Anyhow. I love it. It’s something I look forward to from the day I go back to work after Christmas to the day of the event. This year it is today. It’s going on behind me as I type this out to you. Of the first seven songs I’d place my money on Norway….a dapper little chap (young) – really clear boy band looks and an inoffensive little number. No 7 is Holland who are a bit too serious to be in with much of a chance but I quite like the song in a funny, self-flagellating way.
BUT each year I get totally behind the country of my birth, Cyprus. I shout and holler for them as they perform their song which (I'm sorry to say) is usually among the worst of the competition. One thing they can always be certain of though is they will never suffer the ignominy of ending the contest with ‘nil points’ because Cyprus has a strong ally – Greece, who unerringly award Cyprus ‘douze points’ and of course Cyprus reciprocate with ‘douze points’ for Greece. It’s a wonderful element of the voting that this always happens.
That’s what gave me my idea for my pic today – a very long chat with Jeanne last night covering all sorts of subjects (most too naughty to reveal here) including discussing tactical voting. So, here is my tactical vote for that gorgeous island in the sun, birthplace of Aphrodite, goddess of love, where 43 years ago I came into the world albeit on British Sovereign Territory so I have a UK passport. I hope Polyvios doesn’t object to me claiming a little stake on the land of his home.
I haven’t heard the UK entry yet this year. I’m told the singer is a failed ‘Pop Idol’ (or some such) entrant so I have to say that doesn’t fill me with excitement or indeed much hope of the UK doing OK. Still, he’d have to go some to beat last year’s UK entry – Jemini – they were so bad (the female singer sang off key throughout) they picked up the contest’s only second ever ‘nil points’!!! Boy that must be tough to live with for the two singers.
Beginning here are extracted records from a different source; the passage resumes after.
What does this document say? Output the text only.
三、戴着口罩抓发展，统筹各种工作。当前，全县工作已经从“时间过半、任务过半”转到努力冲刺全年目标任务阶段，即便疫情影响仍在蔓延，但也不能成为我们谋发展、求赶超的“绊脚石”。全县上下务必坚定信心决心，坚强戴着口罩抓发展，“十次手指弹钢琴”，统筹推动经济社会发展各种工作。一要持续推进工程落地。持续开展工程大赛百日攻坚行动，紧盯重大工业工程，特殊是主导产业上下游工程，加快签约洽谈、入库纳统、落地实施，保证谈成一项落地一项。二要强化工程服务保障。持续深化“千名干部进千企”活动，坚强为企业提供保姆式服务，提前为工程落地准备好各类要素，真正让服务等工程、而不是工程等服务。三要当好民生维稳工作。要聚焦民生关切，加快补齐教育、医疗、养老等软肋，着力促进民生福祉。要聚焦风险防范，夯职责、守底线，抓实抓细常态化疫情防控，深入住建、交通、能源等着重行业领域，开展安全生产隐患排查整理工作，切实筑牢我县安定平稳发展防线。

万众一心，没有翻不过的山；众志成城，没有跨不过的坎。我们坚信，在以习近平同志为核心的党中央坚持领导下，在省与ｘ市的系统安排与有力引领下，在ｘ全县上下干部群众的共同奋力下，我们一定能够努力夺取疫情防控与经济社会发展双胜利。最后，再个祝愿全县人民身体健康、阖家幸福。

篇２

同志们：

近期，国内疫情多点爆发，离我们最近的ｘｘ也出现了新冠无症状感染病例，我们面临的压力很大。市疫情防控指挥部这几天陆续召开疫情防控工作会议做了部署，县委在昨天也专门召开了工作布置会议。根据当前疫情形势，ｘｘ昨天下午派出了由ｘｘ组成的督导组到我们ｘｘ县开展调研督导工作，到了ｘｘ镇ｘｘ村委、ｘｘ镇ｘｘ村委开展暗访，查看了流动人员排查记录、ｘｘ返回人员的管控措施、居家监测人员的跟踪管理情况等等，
I’m now being treated to the Ukraine’s entry. They look like they are extras from Mad Max and are singing something you might expect in the ‘gypsy scene’ from any one of about 20 James Bond films. Not one of this year’s better entries, I must say. Terry Wogan (an Irish institution) who compares this event for the BBC each year has the most acerbic wit when describing the contestants. He has just described this act as ‘needing some strong alcohol to endure’. Hee hee.
David wandered in a few minutes ago moaning about one of the artists and I said ‘come on you love it really’ and he said ‘yep, I warm to it towards the end of the second bottle of wine!’-
So, I leave you now, to tuck into my Cypriot food (Halloumi, hummus and olives), washed down with a bottle of Keo beer to await the voting…….
UPDATE - the songs are over, (shame) the voting's not yet begun. My money is on Sweden - a beautiful woman and a catchy song. Cyprus? A 16 year old girl from Gillingham in Kent (with a Cypriot surname) doing quite a good song. The UK? Well, surprisingly good really - I doubt we'll see a 'nil points' tonight somehow. As for Simon's tip, Turkey well I must say I thought they were terrible! See, one man's meat! As for Romania - well, she buys her outfits from Honour.co.uk that's for sure!!!
2nd Update - Cyprus have some points already and UK still have none!
Last update - Ukraine have (quite amazingly) won the competition, by a clear margin. There's no accounting for taste. I agreed with Terry Wogan's observations about them and I can't wait to see his commentary next year. (One of the glorious prizes from the show is that the winning nation hosts the following year's contest.)